The Current Economic Conditions fell from a final reading of 116.1 in December to 110.0 in January. The index is only slightly down from 110.5 measured this month one year ago.
“Consumer sentiment declined in early January to its lowest level since Trump was elected. The decline was primarily focused on prospects for the domestic economy, with the year-ahead outlook for the national economy judged the worst since mid 2014,” Richard Curtain, chief economist for the Survey of Consumers, said.
“The loss was due to a host of issues including the partial government shutdown, the impact of tariffs, instabilities in financial markets, the global slowdown, and the lack of clarity about monetary policies.”

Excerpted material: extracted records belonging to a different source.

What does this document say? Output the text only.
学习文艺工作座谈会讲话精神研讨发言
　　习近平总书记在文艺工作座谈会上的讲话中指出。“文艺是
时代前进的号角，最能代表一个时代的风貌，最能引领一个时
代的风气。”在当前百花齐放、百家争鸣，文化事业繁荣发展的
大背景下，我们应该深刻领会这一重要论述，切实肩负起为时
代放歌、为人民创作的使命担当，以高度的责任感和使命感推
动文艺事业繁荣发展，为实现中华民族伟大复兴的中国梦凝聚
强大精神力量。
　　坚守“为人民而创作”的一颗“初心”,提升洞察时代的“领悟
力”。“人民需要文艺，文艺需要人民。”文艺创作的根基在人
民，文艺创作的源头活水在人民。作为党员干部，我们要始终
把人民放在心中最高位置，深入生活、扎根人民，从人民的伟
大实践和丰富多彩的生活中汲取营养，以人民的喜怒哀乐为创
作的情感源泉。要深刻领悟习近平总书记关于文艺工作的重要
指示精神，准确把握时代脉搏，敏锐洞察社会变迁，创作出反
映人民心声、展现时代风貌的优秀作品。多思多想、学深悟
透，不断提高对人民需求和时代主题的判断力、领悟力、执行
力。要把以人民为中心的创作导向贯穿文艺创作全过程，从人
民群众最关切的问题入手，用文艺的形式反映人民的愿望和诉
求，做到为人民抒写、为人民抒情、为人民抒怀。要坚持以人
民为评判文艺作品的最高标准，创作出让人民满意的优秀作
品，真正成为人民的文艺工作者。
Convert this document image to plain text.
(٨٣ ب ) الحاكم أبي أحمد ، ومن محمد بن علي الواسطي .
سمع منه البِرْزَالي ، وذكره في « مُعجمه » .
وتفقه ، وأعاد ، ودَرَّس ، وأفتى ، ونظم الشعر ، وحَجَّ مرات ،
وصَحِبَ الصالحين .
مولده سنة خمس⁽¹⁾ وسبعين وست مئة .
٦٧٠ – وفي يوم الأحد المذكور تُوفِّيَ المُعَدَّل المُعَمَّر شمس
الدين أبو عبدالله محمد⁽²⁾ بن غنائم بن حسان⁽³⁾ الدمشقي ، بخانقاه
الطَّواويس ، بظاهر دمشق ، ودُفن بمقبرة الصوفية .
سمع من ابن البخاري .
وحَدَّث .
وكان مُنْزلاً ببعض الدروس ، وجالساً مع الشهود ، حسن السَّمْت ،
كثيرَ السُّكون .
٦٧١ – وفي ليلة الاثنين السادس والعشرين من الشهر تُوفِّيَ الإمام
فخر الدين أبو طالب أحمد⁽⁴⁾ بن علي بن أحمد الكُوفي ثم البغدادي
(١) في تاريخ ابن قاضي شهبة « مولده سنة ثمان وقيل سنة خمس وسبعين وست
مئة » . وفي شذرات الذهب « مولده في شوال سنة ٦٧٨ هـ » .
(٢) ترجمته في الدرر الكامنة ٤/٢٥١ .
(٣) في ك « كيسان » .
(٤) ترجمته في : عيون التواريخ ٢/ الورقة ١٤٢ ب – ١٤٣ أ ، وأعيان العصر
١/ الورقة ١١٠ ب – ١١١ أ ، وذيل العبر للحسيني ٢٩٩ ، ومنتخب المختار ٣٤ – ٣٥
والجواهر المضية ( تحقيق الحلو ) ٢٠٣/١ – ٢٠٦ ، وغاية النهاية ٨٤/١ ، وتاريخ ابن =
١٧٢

The Index of Consumer Expectations, which was presenting the warning signs, fell from 87.0 the month prior to 78.3. That’s also down from the 86.3 one year ago.
“Aside from the direct economic impact from these various issues on the economy, the indirect effect meant that half of all consumers believed that these events would have a negative impact on Trump’s ability to focus on economic growth,” the economist added.
In 2018, the Survey of Consumers posted its strongest yearly average for consumer sentiment in 18 years. Over the past half century, sentiment was higher in only two other time periods: 1964-65 and 1997-2000.
“While the January falloff in optimism is certainly consistent with a slowdown in the pace of growth, it does not yet indicate the start of a sustained downturn in economic activity,” Mr. Curtain continued. “It is the strength in personal finances that will continue to support consumption expenditures at favorable levels in 2019.”
Mr. Curtain noted that those periods correspond to the two longest prior periods of economic expansions since the mid 1800’s. If it continues for another five months, those records will be broken.
“Nonetheless, consumers now sense a need to buttress their precautionary savings, which is typically done by reducing their discretionary spending,” he concluded. “Evolving job and wage prospects, which were slightly weaker in early January, are critical to extending the current expansion.”